Kommentar
3. April 2018

Die zunehmende Unsicherheit belastet die Unternehmensstimmung

Der von den USA angezettelte Handelskonflikt lastet wie ein Damoklesschwert über der Weltwirtschaft und dies in einem Umfeld, in dem sich die Unternehmen ohnehin wachsendem Gegenwind ausgesetzt sehen. Als Letztes haben dies die Tech-Giganten zu spüren bekommen. In den Geschäftsklimaumfragen tritt die zunehmende Unsicherheit bereits offen zu Tage. Die Geschäftserwartungen der Unternehmen befinden sich seit Jahresbeginn im Sinkflug und ein Ende dieser Entwicklung ist nicht abzusehen. Für Bundesanleihen sind dies gute Nachrichten. Risikoassets bleiben dagegen unter Druck.

Der von den USA angezettelte Handelsstreit hat die erste Eskalationsstufe erreicht. China schob die Antwort auf die Stahl- und Aluminiumzölle der USA nicht auf die lange Bank, sondern schlug bereits diese Woche zurück. Demnach werden seit Montag 128 US-Produkte mit Zöllen von 15% bis 25% belegt. Alles in allem eine gemässigte Reaktion, schliesslich sind davon gerade einmal knapp 2% der US-Ausfuhren nach China betroffen. Wichtige Exportgüter wie Sojabohnen fehlen auf der chinesischen Strafliste. Auch öffentlich setzt die chinesische Regierung noch auf Deeskalation: Man wolle keinen Handelskrieg. Somit besteht weiterhin Hoffnung, dass die nächste Stufe der Eskalationsleiter nicht erklommen wird und im Streit um den chinesischen Technologieklau auf eine Verhandlungslösung gesetzt wird.

Vor den im November anstehenden US-Kongresswahlen geht es Donald Trump vor allem darum, Trophäen nach Hause zu bringen. Er muss seinem Wahlvolk bessere Deals präsentieren, z.B. niedrige Zölle auf amerikanische Autos oder günstigere Ursprungsregelungen innerhalb der NAFTA (ein möglichst grosser Teil eines Produkts muss aus den USA stammen, um zollfrei innerhalb der NAFTA zu zirkulieren). Gelingt ihm das, kann alles noch gut ausgehen.

Dennoch schwebt der Handelskonflikt wie ein Damoklesschwert über der Weltwirtschaft und erzeugt Unsicherheit. Dies geschieht in einem Umfeld, in dem das Vertrauen in die Goldilocks-Wirtschaft und die stetig wachsenden Unternehmensgewinne ohnehin Risse bekommen hat. Die Zweifel werden unter anderem von den Notenbanken geschürt, die sich weltweit aus der ultraexpansiven Geldpolitik verabschieden und damit den Boden für steigende Zinsen und Risikoprämien bereiten.

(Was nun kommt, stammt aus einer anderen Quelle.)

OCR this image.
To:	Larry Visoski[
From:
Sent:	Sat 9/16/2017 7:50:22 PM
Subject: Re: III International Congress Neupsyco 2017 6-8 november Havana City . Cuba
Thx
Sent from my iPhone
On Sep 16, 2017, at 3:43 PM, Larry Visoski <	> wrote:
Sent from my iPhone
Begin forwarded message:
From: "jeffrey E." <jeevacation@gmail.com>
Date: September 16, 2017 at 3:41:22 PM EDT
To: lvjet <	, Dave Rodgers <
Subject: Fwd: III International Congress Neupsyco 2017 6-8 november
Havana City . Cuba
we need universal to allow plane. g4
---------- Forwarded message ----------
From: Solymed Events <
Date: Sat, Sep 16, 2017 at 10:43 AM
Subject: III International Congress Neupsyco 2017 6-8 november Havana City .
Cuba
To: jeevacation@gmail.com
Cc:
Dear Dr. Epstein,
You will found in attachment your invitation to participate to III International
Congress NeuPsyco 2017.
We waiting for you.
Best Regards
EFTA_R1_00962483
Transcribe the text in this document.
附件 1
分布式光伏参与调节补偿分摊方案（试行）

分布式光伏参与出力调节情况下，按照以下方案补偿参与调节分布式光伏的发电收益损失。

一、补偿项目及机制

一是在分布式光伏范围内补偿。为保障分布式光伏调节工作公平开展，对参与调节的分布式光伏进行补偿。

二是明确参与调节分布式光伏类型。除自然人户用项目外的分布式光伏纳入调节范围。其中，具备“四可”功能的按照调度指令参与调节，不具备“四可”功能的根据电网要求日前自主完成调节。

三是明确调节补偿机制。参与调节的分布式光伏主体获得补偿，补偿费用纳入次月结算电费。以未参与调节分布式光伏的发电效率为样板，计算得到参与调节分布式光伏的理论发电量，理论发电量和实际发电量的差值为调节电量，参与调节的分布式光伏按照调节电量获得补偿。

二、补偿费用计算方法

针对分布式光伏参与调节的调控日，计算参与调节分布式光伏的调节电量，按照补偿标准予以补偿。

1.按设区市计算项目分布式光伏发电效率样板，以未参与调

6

Gleichzeitig sehen sich die Unternehmen weltweit mit Forderungen nach mehr Steuer- und Lohngerechtigkeit, Datenschutz sowie schärferen Umweltauflagen konfrontiert. Das erste »Opfer« dieser Welle waren die Autohersteller, die parallel dazu grösste technologische Herausforderungen meistern müssen. Zuletzt bekamen aber vor allem die Tech-Giganten (Facebook, Amazon, Google) den Unwillen der Politik und der Bevölkerung zu spüren, deren hemmungslose Expansionsstrategie damit ernsthaft in Gefahr gerät. All dieser Gegenwind belastet die Geschäftsperspektiven der Unternehmen, was inzwischen auch in den Umfragen überdeutlich sichtbar wird. Allen voran in der Eurozone haben sich seit Jahresbeginn die vorausschauenden Komponenten der Konjunkturbarometer spürbar verschlechtert. In der deutschen Autoindustrie sind etwa die Geschäftserwartungen von einem 4-Jahres-Hoch auf ein 2-Jahres-Tief abgestürzt. Eine nachhaltige Aufhellung ist in den nächsten Monaten nicht zu erwarten. Wir rechnen vielmehr mit einer weiteren Eintrübung. Auch von der Makropolitik ist keine Hilfe in Sicht. Die Geldpolitik hat inzwischen den Aufwärtstrend bei der Inflation fest im Blickfeld. Die Fiskalpolitik wird in Europa erst bei einer drohenden Rezession einschreiten und in den USA ist in dieser Hinsicht das Pulver bereits verschossen.

In Anbetracht dessen ist der Boden für eine moderate Abkühlung der Konjunktur bereitet. An den Finanzmärkten sind damit ebenfalls die Würfel gefallen: Während der Abwärtsdruck auf Risikoassets anhält, bleiben sichere Häfen weiter unterstützt.